When fans and journalists alike were clamouring for a modern-day equivalent of My Chemical Romance, out of the ashes of the UK hardcore underground sprung Creeper, who seemed far more likely to carry on that mantle to many.
With a string of EPs, the grand and ambitious debut full-length ‘Eternity, In Your Arms’, and unapologetic pomp, they amassed a fanbase who knew every word to every song, and ate right out of their hands. But, it evidently became too much for the South Coast horror punks, prompting them to fake their own break-up onstage in 2018, effectively setting fire to the god-like worship and fervour they had inspired. In a world where the schedule seems to be to simply record, release, tour, then repeat, Creeper just won’t conform.

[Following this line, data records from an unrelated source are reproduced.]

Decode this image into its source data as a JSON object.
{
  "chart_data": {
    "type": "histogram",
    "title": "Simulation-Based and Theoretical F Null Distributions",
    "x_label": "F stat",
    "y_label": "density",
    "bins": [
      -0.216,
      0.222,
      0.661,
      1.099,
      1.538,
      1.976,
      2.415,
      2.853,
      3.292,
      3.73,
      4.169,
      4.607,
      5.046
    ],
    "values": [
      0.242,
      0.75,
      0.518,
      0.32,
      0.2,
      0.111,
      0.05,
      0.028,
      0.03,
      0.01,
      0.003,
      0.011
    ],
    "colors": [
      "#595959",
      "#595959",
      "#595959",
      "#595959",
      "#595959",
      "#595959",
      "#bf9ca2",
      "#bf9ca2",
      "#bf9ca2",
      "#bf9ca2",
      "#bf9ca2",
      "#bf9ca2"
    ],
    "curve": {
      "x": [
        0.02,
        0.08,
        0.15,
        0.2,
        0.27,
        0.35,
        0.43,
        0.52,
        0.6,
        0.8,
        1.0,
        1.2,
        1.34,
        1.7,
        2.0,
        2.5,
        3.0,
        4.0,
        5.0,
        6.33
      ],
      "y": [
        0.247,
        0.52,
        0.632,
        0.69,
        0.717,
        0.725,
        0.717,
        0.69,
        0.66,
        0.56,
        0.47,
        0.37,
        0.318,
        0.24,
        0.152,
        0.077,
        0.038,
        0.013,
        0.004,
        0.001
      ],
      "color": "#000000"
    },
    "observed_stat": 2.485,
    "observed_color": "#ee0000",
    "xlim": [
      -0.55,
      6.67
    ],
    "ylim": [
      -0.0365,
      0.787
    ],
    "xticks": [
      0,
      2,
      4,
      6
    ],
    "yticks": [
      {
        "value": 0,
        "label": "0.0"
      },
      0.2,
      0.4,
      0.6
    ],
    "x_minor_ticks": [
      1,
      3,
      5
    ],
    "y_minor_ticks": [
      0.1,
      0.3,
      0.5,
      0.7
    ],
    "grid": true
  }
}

Born out of an incredibly turbulent period for the band, and acting as a complete overhaul of everything from their sound to their image, their new era begins with their sophomore effort, ‘Sex, Death, & The Infinite Void’.

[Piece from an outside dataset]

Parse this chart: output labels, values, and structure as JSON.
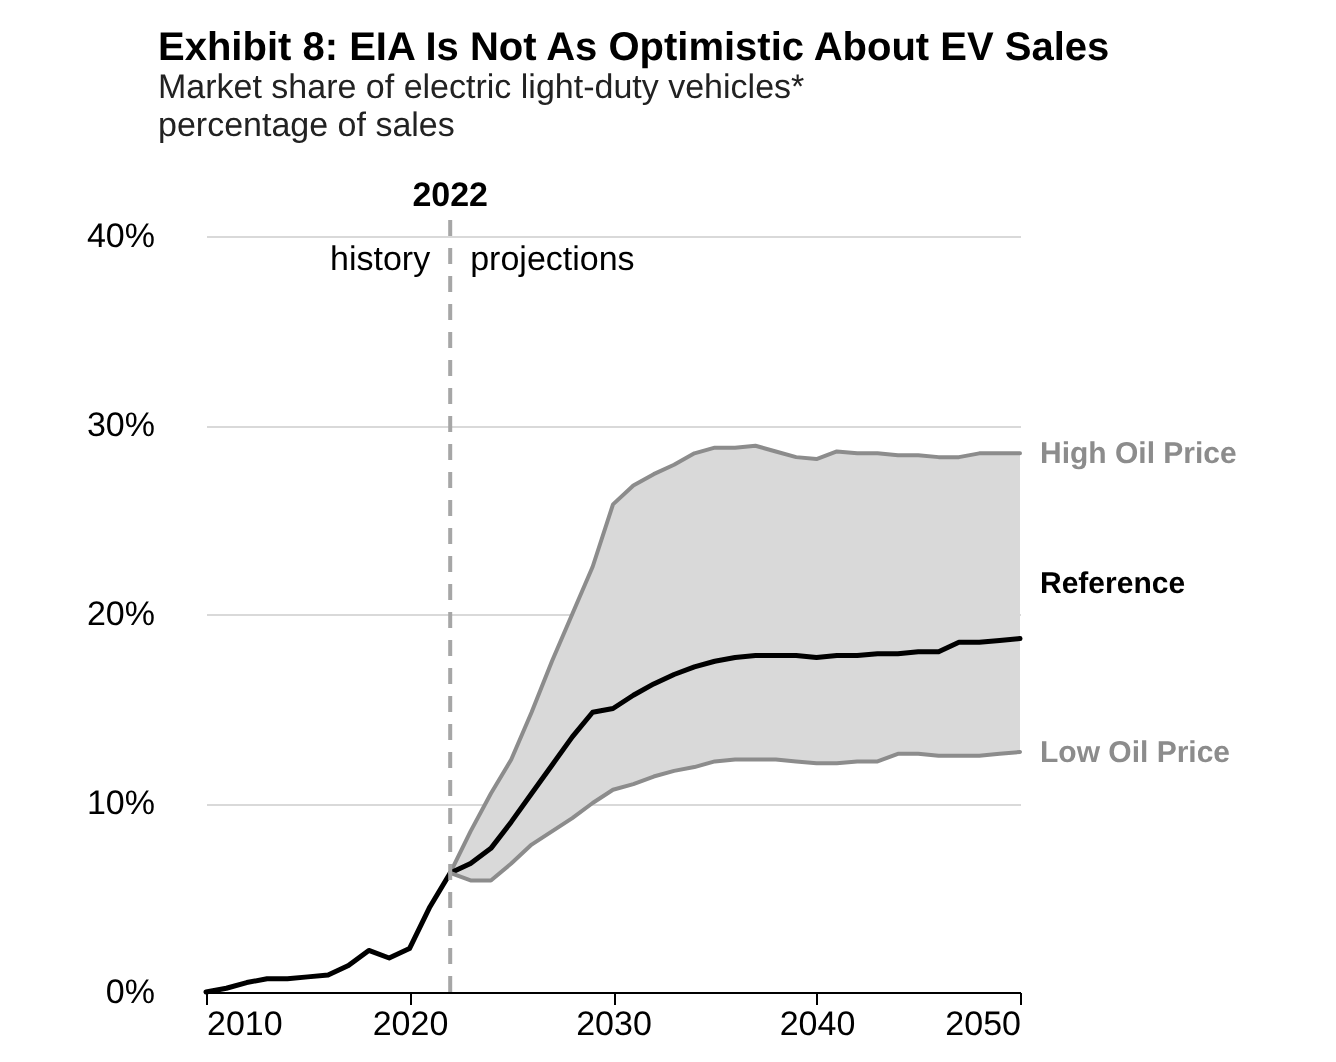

With spoken word interludes helping to interweave their new sprawling rock opera, this is very much best listened to from start-to-finish. ‘Hallelujah!’ segues into ‘Be My End’, and while this is Creeper to a tee, from the dramatic storytelling to the undeniable chorus, there’s still so much more to come.
‘Cyanide’ is perhaps the biggest indicator of change, with the David Bowie influence that was always there coming right to the fore, but ‘Annabelle’ may just be the best song on the album. Hearing Creeper and Britpop in the same sentence may make you think that they’re making dumbed-down music for people to swill beer to, but it’s effectively Suede‘s ‘Trash’ for goths; a wild-sounding proposition on paper, but they’ve got it 100% right. And the middle will send fans into raptures, with the “God has left the building” line seemingly designed to be immortalised forever.
Still, another left turn appears with ‘Paradise’, which could have only been made in LA. This piece is as dark and a cinematic as it gets, and we’re reminded of Will Gould‘s mightily impressive ability to go from a high-pitched belt to a croon at the drop of a hat.
‘Thorns Of Love’ has a distinct swinging feel to it, and has one of the strongest choruses, taking the templates of The Darkness and Queen but adding their own distinct flavour of drama and tongue-in-cheek morbidity. While the spoken-word sections sometimes feel a little unnecessary, they still provide something to talk about, and they still aren’t as distracting as they could be.
‘Four Years Ago’ is a country ballad, which can be hit-or-miss when rock bands gravitate towards this, but we have another highlight that completes with many other highlights. A remorseful duet, Hannah Greenwood‘s vocal provides a perfect counterpoint to Gould‘s, making this her moment to shine.
‘Napalm Girls’ is perhaps the closest to Creeper‘s older releases, with another monstrous chorus to boot, but there’s an even sharper left turn on the way.
Inspired by the hospitalisation of guitarist Ian Miles, ‘All My Friends’ is Gould at a piano, exorcising the horror of those events. With a more restrained vocal delivery, all of the emotion is laid bare, and is concrete proof that there’s so much more to Creeper than the surface-level theatrics.
‘Sex, Death & The Infinite Void’ is not the Creeper of old sound-wise, and it could well divide opinion amongst existing fans, but it could perhaps be the boldest, and yes, the most punk move that Creeper have made to date.
The best bands always challenge what people thought they knew about them, and would never, ever be content with treading the same mediocrity-infused waters over and over again. Where Creeper go next is only known by the band themselves.